Come mai, secondo te, la tv per ragazzi di oggi ha perso smalto e creatività?
Pensi ci siano margini di miglioramento?
«Perché non abbiamo autori, idee. Anche la
letteratura per l’infanzia non mi pare che abbia
espresso negli ultimi anni presenze di rilievo.
L’ultimo grande scrittore per i ragazzi è stato
Gianni Rodari: ha trasformato la struttura di
tradizionali generi letterari, come la fiaba, la
novella e la filastrocca e ne ha ampliato i
contenuti e le finalità educative. Non deve
perciò sorprendere l’assenza di una
programmazione rivolta ai telespettatori più
giovani. Una situazione resa più inquietante
dalla crescente proposta di trasmissioni che
condanniamo come TV spazzatura. Quella con la
quale pigramente conviviamo. E con ignobile
ipocrisia».
Tra i tuoi desideri, la realizzazione e la conduzione di un programma per
ragazzi. Come vorresti impostarlo?
«Studi recenti e seri hanno dimostrato quanto
peso la Tv abbia sull’equilibrio e sullo
sviluppo psicoaffettivo degli spettatori più
giovani, e quanto il piccolo schermo condizioni
le loro conoscenze e i loro comportamenti.
Questa considerazione mi fa ritenere che sia
indifferibile elaborare un’offerta televisiva
per i ragazzi dotata di scientificità
pedagogica. Io penso ad un programma che sappia
coniugare la pluralità degli interessi giovanili
(musica, sport, cinema, società, motori, viaggi)

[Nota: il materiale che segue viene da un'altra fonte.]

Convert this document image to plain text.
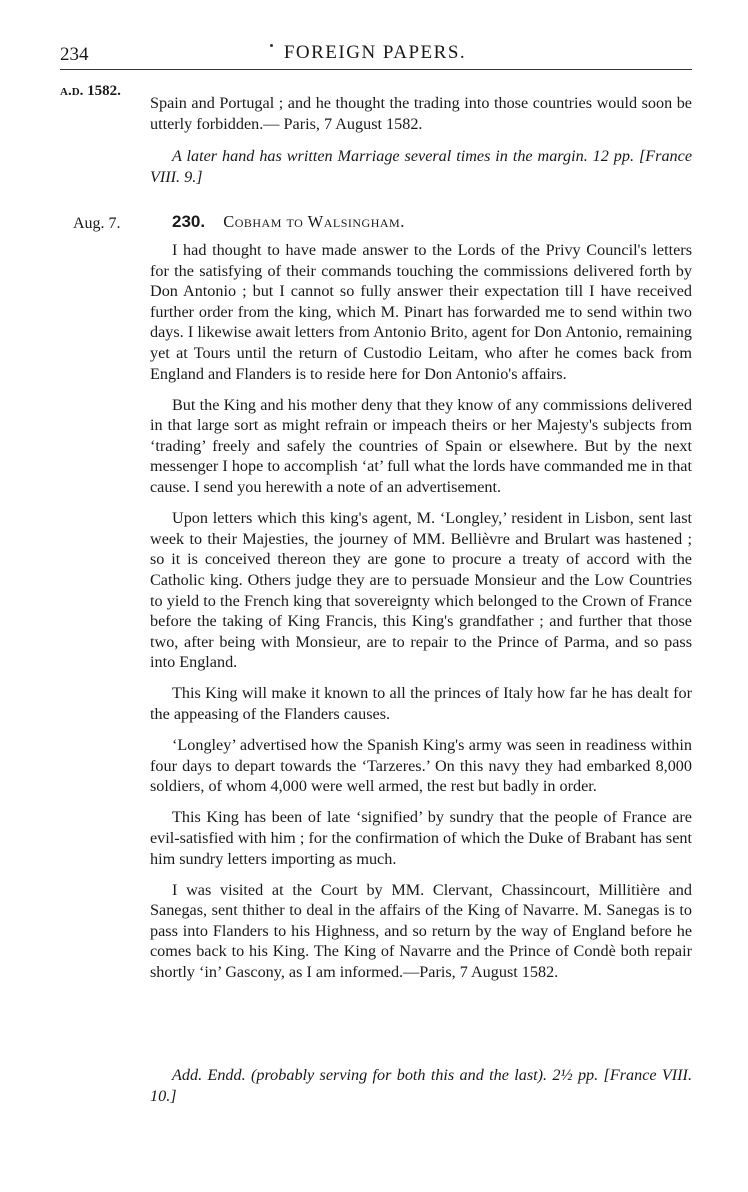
234	FOREIGN PAPERS.
a.d. 1582.
Aug. 7.

Spain and Portugal ; and he thought the trading into those countries would soon be utterly forbidden.— Paris, 7 August 1582.

A later hand has written Marriage several times in the margin. 12 pp. [France VIII. 9.]

230. Cobham to Walsingham.

I had thought to have made answer to the Lords of the Privy Council's letters for the satisfying of their commands touching the commissions delivered forth by Don Antonio ; but I cannot so fully answer their expectation till I have received further order from the king, which M. Pinart has forwarded me to send within two days. I likewise await letters from Antonio Brito, agent for Don Antonio, remaining yet at Tours until the return of Custodio Leitam, who after he comes back from England and Flanders is to reside here for Don Antonio's affairs.

But the King and his mother deny that they know of any commissions delivered in that large sort as might refrain or impeach theirs or her Majesty's subjects from ‘trading’ freely and safely the countries of Spain or elsewhere. But by the next messenger I hope to accomplish ‘at’ full what the lords have commanded me in that cause. I send you herewith a note of an advertisement.

Upon letters which this king's agent, M. ‘Longley,’ resident in Lisbon, sent last week to their Majesties, the journey of MM. Bellièvre and Brulart was hastened ; so it is conceived thereon they are gone to procure a treaty of accord with the Catholic king. Others judge they are to persuade Monsieur and the Low Countries to yield to the French king that sovereignty which belonged to the Crown of France before the taking of King Francis, this King's grandfather ; and further that those two, after being with Monsieur, are to repair to the Prince of Parma, and so pass into England.

This King will make it known to all the princes of Italy how far he has dealt for the appeasing of the Flanders causes.

‘Longley’ advertised how the Spanish King's army was seen in readiness within four days to depart towards the ‘Tarzeres.’ On this navy they had embarked 8,000 soldiers, of whom 4,000 were well armed, the rest but badly in order.

This King has been of late ‘signified’ by sundry that the people of France are evil-satisfied with him ; for the confirmation of which the Duke of Brabant has sent him sundry letters importing as much.

I was visited at the Court by MM. Clervant, Chassincourt, Millitière and Sanegas, sent thither to deal in the affairs of the King of Navarre. M. Sanegas is to pass into Flanders to his Highness, and so return by the way of England before he comes back to his King. The King of Navarre and the Prince of Condè both repair shortly ‘in’ Gascony, as I am informed.—Paris, 7 August 1582.

Add. Endd. (probably serving for both this and the last). 2½ pp. [France VIII. 10.]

con gli elementi fondamentali di una buona
formazione civica, primo tra tutti la conoscenza
delle istituzioni e del loro funzionamento e la
presentazione semplice e chiara delle diverse
attività produttive del Paese. Un programma
svelto, denso di buoni contenuti, agile nella
struttura, mai banale, ravvivato dalla sapiente
scelta degli ospiti da ricercare tra campioni
dello sport, attori, cantanti e tra i personaggi
più giovani del giornalismo, della politica e
dell’economia. Un appuntamento pomeridiano,
capace di produrre interesse e in grado di
sollecitare la curiosità dei nostri ragazzi».
Qual è il tuo sogno nel cassetto?
«Non ho sogni nel cassetto, ma un grande
progetto d’amore: assecondare il mio forte
desiderio di maternità».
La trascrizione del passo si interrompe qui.